阿萨调侃他,他就不是会闲着去打高尔夫的主儿,刑律比闻总还要卖力工作,是名副其实的工作狂。
刑肆脸上笑着,态度谦虚:“小买卖,不值一提。”
他出庭,起步价就在百万以上,不是亿为单位的财产纠葛,一般的案子根本不用过他的手,他律所的手下就能把事办好。
“他不在?”刑肆推了下门,门是关着的,他扭头问阿萨。
阿萨刚坐下,又立刻站起来回话,“闻总出去有一会儿了,估计很快就回来了。”
“他去做什么了?”刑肆看一眼手腕上的时间,才下午四点钟,他不在办公室,有点反常。
阿萨如实说:“去见佳士得委托竞买人,昨天日内瓦拍卖会上老板让他点过天灯。”
“是什么好玩意啊,竟然能让他点天灯。”刑肆好奇,闻彰明并不经常参与拍卖行,更别说是点天灯了。
认识这么多年,他这是第一次点天灯。
阿萨摇摇头,表示她也不知道,此次拍卖的事宜都是老板单独跟委托竞买人沟通的。
刑肆表示理解,摆了摆手示意她坐下继续工作,他准备先离开,一转身,电梯门打开,说曹操曹操到。
闻彰明穿着一件黑色羊毛大衣,脖子上是一条深灰色围巾,手里提着一个布袋,很小,袋子上连个logo也没有。
“有事?”
他径直走进办公室,拉开桌上的抽屉,把布袋放进去,刑肆跟在他身后,脖子都伸长了,眼巴巴地望着,也没瞧见是什么东西,更好奇了。
“你这是买的什么,这么神秘。”
“送人的。”
刑肆想了想,说:“伯母的生日在夏天,伯父的生日在春天,两人的结婚纪念日是在秋天,你冬天买来礼物,是要送给谁的?”
他笑得意味深长,微微低头,眼神看着他,不像是在询问,更像是在印证。
他心里已经有答案了。
佳士得拍卖会前段时间预告过近期的拍品,好像没什么适合送给长辈的东西,大多是一些画作和瓷瓶。
“虞窗月。”
听到这个名字,刑肆愣住,如果他没记错,这位是京华百货公司虞知林的女儿,虞知林在北京是出了名的豪门纨绔子弟,从小到老都是这个风评。
虞窗月是他和第一任妻子的女儿,十八岁之前销声匿迹,在北京一出现,就去砸了自家的百货公司,专挑奢侈品专柜砸。
事发突然,记者都没来得及赶过去,等到现场,只有一片狼藉。
新闻上称她为恶魔小姐,大家都怀疑她是精神有问题,所以一直被藏在家里,不让她出来见人。
关于这位虞小姐,就只有这一丁点信息。
“你什么时候跟她认识的,你俩进展到哪一步了?”
刑肆后背发冷,没想到这个传闻中的疯女人竟然入了闻彰明的眼,她那个性子脾气,恐怕要长成西施貂蝉,才能弥补回来。
闻彰明坐在办公桌前,时不时看一眼桌面上的时间,似乎今天晚点还有事情。
“我们是一家人。”他沉声说。
“别开玩笑了,你家里有什么亲戚是我不认识的,除了你那个……”
刑肆话说一半,忽然不说了。
除了他那位妻子,神秘的妻子,他从未提起过,刑肆也没打听过,只知道这两人没什么感情,连面都没见过。

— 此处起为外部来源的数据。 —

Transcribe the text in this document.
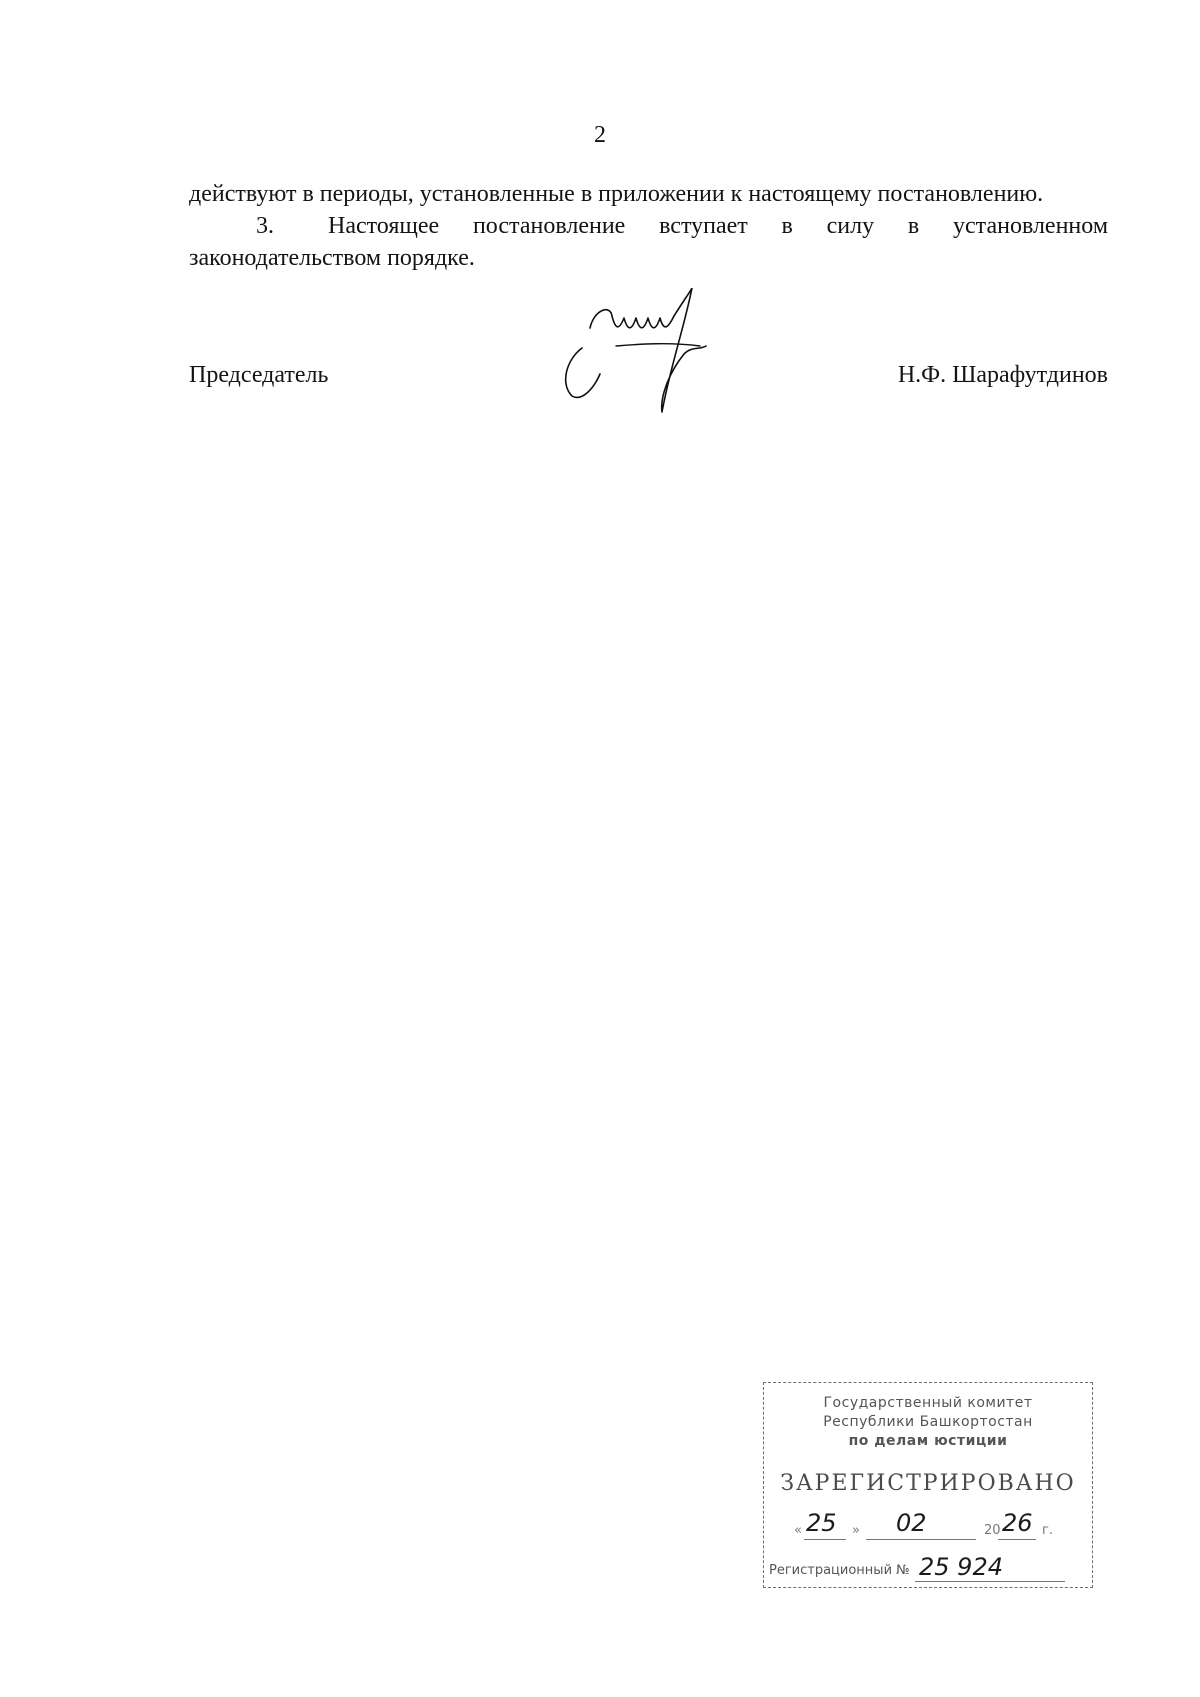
2

действуют в периоды, установленные в приложении к настоящему постановлению.

3. Настоящее постановление вступает в силу в установленном законодательством порядке.

Председатель	Н.Ф. Шарафутдинов
Государственный комитет
Республики Башкортостан
по делам юстиции
ЗАРЕГИСТРИРОВАНО
« 25 » 02	20 26 г.
Регистрационный № 25 924
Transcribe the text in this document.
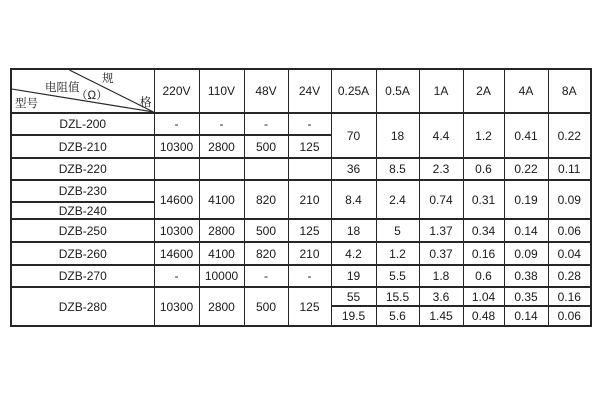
规
格
电阻值
（Ω）
型号	220V	110V	48V	24V	0.25A	0.5A	1A	2A	4A	8A
DZL-200	-	-	-	-	70	18	4.4	1.2	0.41	0.22
DZB-210	10300	2800	500	125						
DZB-220					36	8.5	2.3	0.6	0.22	0.11
DZB-230	14600	4100	820	210	8.4	2.4	0.74	0.31	0.19	0.09
DZB-240										
DZB-250	10300	2800	500	125	18	5	1.37	0.34	0.14	0.06
DZB-260	14600	4100	820	210	4.2	1.2	0.37	0.16	0.09	0.04
DZB-270	-	10000	-	-	19	5.5	1.8	0.6	0.38	0.28
DZB-280	10300	2800	500	125	55	15.5	3.6	1.04	0.35	0.16
					19.5	5.6	1.45	0.48	0.14	0.06
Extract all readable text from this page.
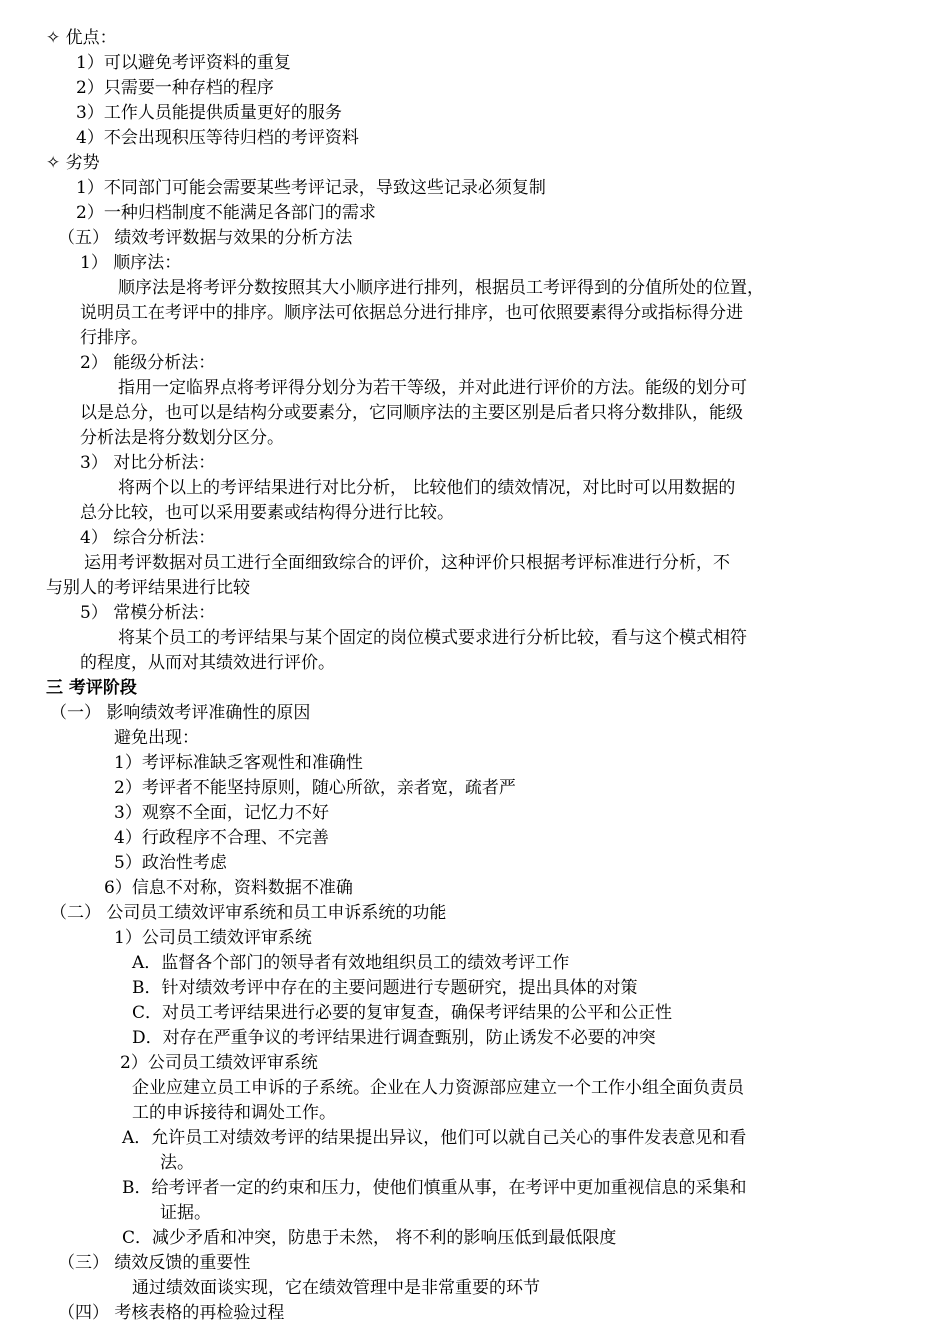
✧ 优点：
1）可以避免考评资料的重复
2）只需要一种存档的程序
3）工作人员能提供质量更好的服务
4）不会出现积压等待归档的考评资料
✧ 劣势
1）不同部门可能会需要某些考评记录，导致这些记录必须复制
2）一种归档制度不能满足各部门的需求
（五） 绩效考评数据与效果的分析方法
1） 顺序法：
顺序法是将考评分数按照其大小顺序进行排列，根据员工考评得到的分值所处的位置，
说明员工在考评中的排序。顺序法可依据总分进行排序，也可依照要素得分或指标得分进
行排序。
2） 能级分析法：
指用一定临界点将考评得分划分为若干等级，并对此进行评价的方法。能级的划分可
以是总分，也可以是结构分或要素分，它同顺序法的主要区别是后者只将分数排队，能级
分析法是将分数划分区分。
3） 对比分析法：
将两个以上的考评结果进行对比分析， 比较他们的绩效情况，对比时可以用数据的
总分比较，也可以采用要素或结构得分进行比较。
4） 综合分析法：
运用考评数据对员工进行全面细致综合的评价，这种评价只根据考评标准进行分析，不
与别人的考评结果进行比较
5） 常模分析法：
将某个员工的考评结果与某个固定的岗位模式要求进行分析比较，看与这个模式相符
的程度，从而对其绩效进行评价。
三 考评阶段
（一） 影响绩效考评准确性的原因
避免出现：
1）考评标准缺乏客观性和准确性
2）考评者不能坚持原则，随心所欲，亲者宽，疏者严
3）观察不全面，记忆力不好
4）行政程序不合理、不完善
5）政治性考虑
6）信息不对称，资料数据不准确
（二） 公司员工绩效评审系统和员工申诉系统的功能
1）公司员工绩效评审系统
A．监督各个部门的领导者有效地组织员工的绩效考评工作
B．针对绩效考评中存在的主要问题进行专题研究，提出具体的对策
C．对员工考评结果进行必要的复审复查，确保考评结果的公平和公正性
D．对存在严重争议的考评结果进行调查甄别，防止诱发不必要的冲突
2）公司员工绩效评审系统
企业应建立员工申诉的子系统。企业在人力资源部应建立一个工作小组全面负责员
工的申诉接待和调处工作。
A．允许员工对绩效考评的结果提出异议，他们可以就自己关心的事件发表意见和看
法。
B．给考评者一定的约束和压力，使他们慎重从事，在考评中更加重视信息的采集和
证据。
C．减少矛盾和冲突，防患于未然， 将不利的影响压低到最低限度
（三） 绩效反馈的重要性
通过绩效面谈实现，它在绩效管理中是非常重要的环节
（四） 考核表格的再检验过程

有名无实的一桩婚事,没有婚礼没有结婚证,他是受人所托,迫不得已为之。
“原来是她。”刑肆恍然大悟,一脸不可思议地看着他。
闻彰明态度毫无波动,肯定他的话:“嗯,就是她。”
刑肆不准备再问了,肯定是那位恶魔小姐缠着他,非要什么东西,让他给买,他才去联系委托竞拍人的。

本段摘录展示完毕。